# Data Transformation Pipeline for MLOps Using SageMaker Data Processing Jobs
**Author: Anvesh Muppeda**

`This notebook demonstrates a comprehensive data transformation pipeline using Amazon SageMaker Processing Jobs. It showcases MLOps best practices for data preprocessing, feature engineering, and quality monitoring in a production-ready environment. It is designed to be run in a SageMaker Jupyter Notebook environment, leveraging SageMaker's data processing capabilities for efficient data handling and transformation.`

## 1. Prepare Environment
### 📦 Step 1: Setup Environment

In [14]:
# 📦 Step 1: Setup Environment
import sagemaker
import boto3
import pandas as pd
import os
from sagemaker.processing import ProcessingInput, ProcessingOutput, ScriptProcessor
import json
import numpy as np
from datetime import datetime

sagemaker_session = sagemaker.Session()
role = sagemaker.get_execution_role()
bucket = sagemaker_session.default_bucket()
region = boto3.Session().region_name

print(f"SageMaker Role: {role}")
print(f"Default Bucket: {bucket}")

SageMaker Role: arn:aws:iam::910316760829:role/service-role/AmazonSageMaker-ExecutionRole-20250720T171468
Default Bucket: sagemaker-us-east-1-910316760829


### ⚙️ Step 2: Data Generation
Creating a realistic dataset that simulates common data quality challenges found in production environments.

In [15]:
import pandas as pd
import numpy as np
import json
import random
from datetime import datetime, timedelta
import os

# Set random seed for reproducibility
np.random.seed(42)

# Number of records
num_records = 20000

# Generate random data
data = {
    "id": np.arange(1, num_records + 1),
    "name": [f"Name_{i}" for i in np.random.randint(1, 1000, num_records)],
    "age": np.random.randint(18, 80, num_records),
    "salary": np.random.choice([50000, 60000, 70000, None], num_records),
    "hire_date": [
        (datetime.now() - timedelta(days=random.randint(0, 3650))).strftime("%Y-%m-%d")
        if random.random() > 0.1 else None
        for _ in range(num_records)
    ],
    "profile": [
        json.dumps({
            "address": f"Street {random.randint(1, 100)}, City {random.randint(1, 50)}",
            "phone": f"{random.randint(1000000000, 9999999999)}",
            "email": f"email_{random.randint(1, 1000)}@example.com"
        })
        if random.random() > 0.1 else None
        for _ in range(num_records)
    ],
    "department": np.random.choice(["HR", "IT", "Finance", "Marketing", None], num_records),
    "bonus": [None if random.random() > 0.9 else random.randint(1000, 10000) for _ in range(num_records)]
}

# Create DataFrame
df = pd.DataFrame(data)

# Introduce some NaN values randomly
df.loc[np.random.choice(df.index, size=int(num_records * 0.05), replace=False), "age"] = np.nan
df.loc[np.random.choice(df.index, size=int(num_records * 0.1), replace=False), "salary"] = np.nan

# Ensure 'data' folder exists
os.makedirs("data", exist_ok=True)

# Save to CSV
df.to_csv("data/mock_data.csv", index=False)
print("Dataset created and uploaded to data/mock_data.csv")

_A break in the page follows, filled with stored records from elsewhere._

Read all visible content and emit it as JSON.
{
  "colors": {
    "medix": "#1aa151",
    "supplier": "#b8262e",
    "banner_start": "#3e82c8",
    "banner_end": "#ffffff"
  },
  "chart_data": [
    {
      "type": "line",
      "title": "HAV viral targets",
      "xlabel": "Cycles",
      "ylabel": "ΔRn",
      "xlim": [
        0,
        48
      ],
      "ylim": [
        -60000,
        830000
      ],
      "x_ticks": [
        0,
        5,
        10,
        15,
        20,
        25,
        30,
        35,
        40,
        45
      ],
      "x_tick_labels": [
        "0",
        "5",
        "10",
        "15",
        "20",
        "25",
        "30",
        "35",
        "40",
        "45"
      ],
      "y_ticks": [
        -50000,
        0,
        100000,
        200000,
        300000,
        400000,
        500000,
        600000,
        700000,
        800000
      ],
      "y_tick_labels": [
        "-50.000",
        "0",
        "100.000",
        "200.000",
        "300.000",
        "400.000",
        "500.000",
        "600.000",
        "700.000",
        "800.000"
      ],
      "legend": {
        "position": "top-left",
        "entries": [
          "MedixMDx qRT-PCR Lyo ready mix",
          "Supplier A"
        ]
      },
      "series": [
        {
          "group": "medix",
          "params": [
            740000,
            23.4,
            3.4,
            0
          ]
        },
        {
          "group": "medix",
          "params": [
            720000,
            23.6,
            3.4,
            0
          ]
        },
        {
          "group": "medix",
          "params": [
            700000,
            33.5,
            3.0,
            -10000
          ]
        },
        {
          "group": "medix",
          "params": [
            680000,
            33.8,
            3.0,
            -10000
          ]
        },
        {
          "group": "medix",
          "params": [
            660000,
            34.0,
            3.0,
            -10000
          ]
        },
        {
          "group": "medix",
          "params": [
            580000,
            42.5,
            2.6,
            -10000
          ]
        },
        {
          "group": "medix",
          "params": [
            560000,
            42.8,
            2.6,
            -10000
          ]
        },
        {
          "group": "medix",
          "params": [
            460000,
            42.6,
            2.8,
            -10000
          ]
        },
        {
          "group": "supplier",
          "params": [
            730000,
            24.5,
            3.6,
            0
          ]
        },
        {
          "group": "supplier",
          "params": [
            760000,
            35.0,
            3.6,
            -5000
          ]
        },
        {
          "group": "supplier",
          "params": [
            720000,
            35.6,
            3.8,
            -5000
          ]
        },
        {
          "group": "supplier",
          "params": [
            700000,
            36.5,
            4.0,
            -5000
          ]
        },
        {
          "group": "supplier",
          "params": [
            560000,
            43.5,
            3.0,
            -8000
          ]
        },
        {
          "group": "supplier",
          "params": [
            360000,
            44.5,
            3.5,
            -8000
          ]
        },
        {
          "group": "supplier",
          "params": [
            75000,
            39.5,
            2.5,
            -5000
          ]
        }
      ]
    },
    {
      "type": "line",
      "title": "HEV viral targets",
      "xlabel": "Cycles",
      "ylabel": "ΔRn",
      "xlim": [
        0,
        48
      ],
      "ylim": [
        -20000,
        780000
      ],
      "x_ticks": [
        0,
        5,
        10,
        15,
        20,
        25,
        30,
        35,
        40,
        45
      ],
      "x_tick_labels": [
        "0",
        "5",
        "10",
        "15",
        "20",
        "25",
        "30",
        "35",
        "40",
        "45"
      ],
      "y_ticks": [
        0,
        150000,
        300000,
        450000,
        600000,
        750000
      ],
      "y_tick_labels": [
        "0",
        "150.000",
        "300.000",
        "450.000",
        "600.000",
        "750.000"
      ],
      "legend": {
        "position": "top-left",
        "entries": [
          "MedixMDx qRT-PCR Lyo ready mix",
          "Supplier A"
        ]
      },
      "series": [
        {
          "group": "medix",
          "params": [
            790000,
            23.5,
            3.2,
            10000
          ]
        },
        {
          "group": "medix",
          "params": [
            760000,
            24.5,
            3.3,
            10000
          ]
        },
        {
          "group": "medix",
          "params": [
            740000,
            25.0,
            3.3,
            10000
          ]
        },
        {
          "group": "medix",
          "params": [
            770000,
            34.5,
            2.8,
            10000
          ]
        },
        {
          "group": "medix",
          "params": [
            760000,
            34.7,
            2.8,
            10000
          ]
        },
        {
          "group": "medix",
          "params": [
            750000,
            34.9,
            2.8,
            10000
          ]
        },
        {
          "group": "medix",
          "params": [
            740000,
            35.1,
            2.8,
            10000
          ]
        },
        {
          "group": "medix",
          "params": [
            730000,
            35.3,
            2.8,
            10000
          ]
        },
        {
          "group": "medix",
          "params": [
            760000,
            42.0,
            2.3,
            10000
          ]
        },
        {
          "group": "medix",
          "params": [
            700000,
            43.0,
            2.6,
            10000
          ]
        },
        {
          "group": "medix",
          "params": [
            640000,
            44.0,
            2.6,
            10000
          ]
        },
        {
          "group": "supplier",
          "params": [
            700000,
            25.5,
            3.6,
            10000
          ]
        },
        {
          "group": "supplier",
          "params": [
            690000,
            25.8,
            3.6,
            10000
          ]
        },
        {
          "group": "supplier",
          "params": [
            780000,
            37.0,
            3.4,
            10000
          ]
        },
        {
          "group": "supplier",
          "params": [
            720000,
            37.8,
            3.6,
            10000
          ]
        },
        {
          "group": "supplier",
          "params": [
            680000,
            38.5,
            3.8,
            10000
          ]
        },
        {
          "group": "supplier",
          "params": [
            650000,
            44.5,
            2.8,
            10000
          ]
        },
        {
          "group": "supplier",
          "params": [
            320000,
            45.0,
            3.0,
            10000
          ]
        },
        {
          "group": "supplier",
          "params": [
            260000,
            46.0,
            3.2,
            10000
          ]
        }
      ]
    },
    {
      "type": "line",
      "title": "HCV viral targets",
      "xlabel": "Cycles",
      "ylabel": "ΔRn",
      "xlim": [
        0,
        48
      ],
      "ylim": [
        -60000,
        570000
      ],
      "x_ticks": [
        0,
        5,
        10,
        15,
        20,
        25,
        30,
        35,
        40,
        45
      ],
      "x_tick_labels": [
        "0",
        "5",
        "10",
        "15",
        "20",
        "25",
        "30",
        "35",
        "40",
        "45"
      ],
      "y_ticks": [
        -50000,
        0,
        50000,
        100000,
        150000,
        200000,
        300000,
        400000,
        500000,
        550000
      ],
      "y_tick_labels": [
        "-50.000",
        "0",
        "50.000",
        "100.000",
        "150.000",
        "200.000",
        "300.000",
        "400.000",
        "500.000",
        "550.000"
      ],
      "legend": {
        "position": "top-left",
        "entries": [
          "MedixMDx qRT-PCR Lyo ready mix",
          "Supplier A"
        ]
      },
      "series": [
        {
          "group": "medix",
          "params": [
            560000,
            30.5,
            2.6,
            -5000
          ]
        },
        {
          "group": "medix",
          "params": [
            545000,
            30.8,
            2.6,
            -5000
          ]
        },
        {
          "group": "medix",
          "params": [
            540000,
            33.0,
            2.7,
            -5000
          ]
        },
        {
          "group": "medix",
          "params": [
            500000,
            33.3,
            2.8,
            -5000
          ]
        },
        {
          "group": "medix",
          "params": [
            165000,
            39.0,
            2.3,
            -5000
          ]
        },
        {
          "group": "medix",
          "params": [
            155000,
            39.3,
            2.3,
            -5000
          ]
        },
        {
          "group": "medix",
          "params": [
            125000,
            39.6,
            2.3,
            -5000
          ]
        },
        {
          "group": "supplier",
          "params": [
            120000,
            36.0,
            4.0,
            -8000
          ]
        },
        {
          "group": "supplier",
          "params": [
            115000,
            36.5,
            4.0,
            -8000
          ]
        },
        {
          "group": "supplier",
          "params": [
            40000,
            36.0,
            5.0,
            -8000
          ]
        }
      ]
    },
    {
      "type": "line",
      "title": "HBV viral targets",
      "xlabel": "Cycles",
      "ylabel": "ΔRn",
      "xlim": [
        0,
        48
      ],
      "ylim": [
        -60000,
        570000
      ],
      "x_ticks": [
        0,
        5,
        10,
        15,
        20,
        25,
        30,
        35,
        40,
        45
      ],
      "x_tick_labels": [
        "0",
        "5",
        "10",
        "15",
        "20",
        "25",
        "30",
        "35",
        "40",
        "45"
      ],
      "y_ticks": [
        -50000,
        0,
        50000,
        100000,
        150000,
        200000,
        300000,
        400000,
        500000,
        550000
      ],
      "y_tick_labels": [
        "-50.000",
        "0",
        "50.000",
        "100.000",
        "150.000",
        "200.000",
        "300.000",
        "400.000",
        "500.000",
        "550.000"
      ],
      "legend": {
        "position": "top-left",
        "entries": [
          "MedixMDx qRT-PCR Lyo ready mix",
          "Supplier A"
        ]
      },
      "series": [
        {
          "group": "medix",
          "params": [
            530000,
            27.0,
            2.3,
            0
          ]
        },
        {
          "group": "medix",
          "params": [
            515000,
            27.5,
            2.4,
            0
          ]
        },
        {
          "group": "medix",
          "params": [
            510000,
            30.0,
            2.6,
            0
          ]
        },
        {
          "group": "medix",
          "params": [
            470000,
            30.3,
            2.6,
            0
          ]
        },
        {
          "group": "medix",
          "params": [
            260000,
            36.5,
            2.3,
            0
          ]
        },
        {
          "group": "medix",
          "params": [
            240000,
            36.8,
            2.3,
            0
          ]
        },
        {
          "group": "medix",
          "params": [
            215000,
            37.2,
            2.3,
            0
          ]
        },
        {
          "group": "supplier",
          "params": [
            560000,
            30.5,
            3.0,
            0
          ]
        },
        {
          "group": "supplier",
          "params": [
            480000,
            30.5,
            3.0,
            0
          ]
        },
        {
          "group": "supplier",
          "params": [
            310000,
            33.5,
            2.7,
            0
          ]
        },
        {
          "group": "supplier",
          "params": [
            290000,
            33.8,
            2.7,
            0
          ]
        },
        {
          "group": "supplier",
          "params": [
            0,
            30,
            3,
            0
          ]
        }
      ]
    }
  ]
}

Dataset created and uploaded to data/mock_data.csv


### ⚙️ Step 3: Upload Source Data to S3
Upload the source CSV dataset to input location in S3 (default bucket)  

In [16]:
s3 = boto3.resource('s3')
s3.meta.client.upload_file('data/mock_data.csv', bucket, 'input/mock_data.csv')
print(f"Dataset 'mock_data.csv' uploaded to: s3://{bucket}/input/mock_data.csv")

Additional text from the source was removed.